Monday, 18 August 2014
Inconvenient People: Lunacy, Liberty and the Mad-Doctors in Victorian England by Sarah Wise
Paperback: The nineteenth century saw repeated panics about sane individuals being locked away in lunatic asylums.
With the rise of the 'mad-doctor' profession, English liberty seemed to be threatened by a new generation of medical men willing to incarcerate difficult family members in return for the high fees paid by an unscrupulous spouse or friend.
But who were the victims of this trade? And to what extent was it carried on? Why was it a problem for the wealthy and less so for the poor?
Sarah Wise uncovers twelve shocking lunacy cases - ranging from the 1820s to the 1890s - in Inconvenient People (2012), some untold for over a century, which reveal the darker side of the Victorian upper and middle classes - their sexuality, fears of inherited madness, financial greed and fraud, the various types of persons who came under threat of incarceration, the support that their plight aroused in the public mind and the newspapers, and doctors' shifting arguments about what constituted insanity - and chillingly evoke the black motives at the heart of the phenomenon of the 'inconvenient person'.

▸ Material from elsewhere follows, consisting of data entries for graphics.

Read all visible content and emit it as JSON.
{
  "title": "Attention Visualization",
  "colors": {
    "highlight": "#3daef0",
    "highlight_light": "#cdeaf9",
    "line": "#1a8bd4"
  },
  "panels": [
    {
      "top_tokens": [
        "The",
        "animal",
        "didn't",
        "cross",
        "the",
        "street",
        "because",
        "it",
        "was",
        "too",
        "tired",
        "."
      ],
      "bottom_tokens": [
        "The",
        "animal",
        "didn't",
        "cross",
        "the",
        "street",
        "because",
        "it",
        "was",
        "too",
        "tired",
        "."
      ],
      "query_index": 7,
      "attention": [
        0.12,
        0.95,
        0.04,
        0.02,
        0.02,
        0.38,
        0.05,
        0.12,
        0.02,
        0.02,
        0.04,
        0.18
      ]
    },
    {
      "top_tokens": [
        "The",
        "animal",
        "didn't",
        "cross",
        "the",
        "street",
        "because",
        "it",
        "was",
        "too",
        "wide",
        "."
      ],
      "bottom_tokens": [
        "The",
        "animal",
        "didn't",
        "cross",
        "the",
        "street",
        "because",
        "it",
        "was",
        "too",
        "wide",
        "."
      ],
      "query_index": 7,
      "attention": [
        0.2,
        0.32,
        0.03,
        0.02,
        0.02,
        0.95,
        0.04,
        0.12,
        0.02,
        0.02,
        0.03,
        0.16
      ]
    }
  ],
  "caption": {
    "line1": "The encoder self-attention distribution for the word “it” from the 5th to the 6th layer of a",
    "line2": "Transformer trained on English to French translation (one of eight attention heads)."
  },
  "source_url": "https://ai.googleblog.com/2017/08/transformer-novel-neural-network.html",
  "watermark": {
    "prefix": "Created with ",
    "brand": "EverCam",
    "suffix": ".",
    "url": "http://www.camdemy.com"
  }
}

About the author: "I live in central London and as well as writing my non-fiction books, I am currently working on a screenplay of Inconvenient People. I lecture regularly on London history and the history of 19th-century mental health.
I also teach 19th-century social history via fiction. Details of my courses can be found here: www.bishopsgate.org.uk/Courses and type in course codes LN15101 or WR15118.
I grew up in West London and went to school in Wood Lane, White City. After graduation in English Literature, I worked as a journalist, mostly for arts, architecture and design titles, including the Guardian arts desk and Space magazine — the Guardian's design and architecture supplement.
I did a Master's degree in Victorian Studies at Birkbeck, University of London – jumping ship from Engish Literature to History. A chance discovery (a throwaway quote in a piece of Edwardian journalism) led to the writing of The Italian Boy: Murder and Grave Robbery in 1830s London (2004). I followed this up with The Blackest Streets: the Life and Death of a Victorian Slum in 2008.
The Italian Boy won the Crime Writers' Association Gold Dagger for Non-Fiction, and was shortlisted for the Samuel Johnson Prize for Non-Fiction. The Blackest Streets was shortlisted for the Ondaatje Prize for evocation of a location/landscape.
My third book, Inconvenient People, was shortlisted for the 2014 Wellcome Book Prize and was a book of the year in the Daily Telegraph, Sunday Telegraph, Guardian and Spectator."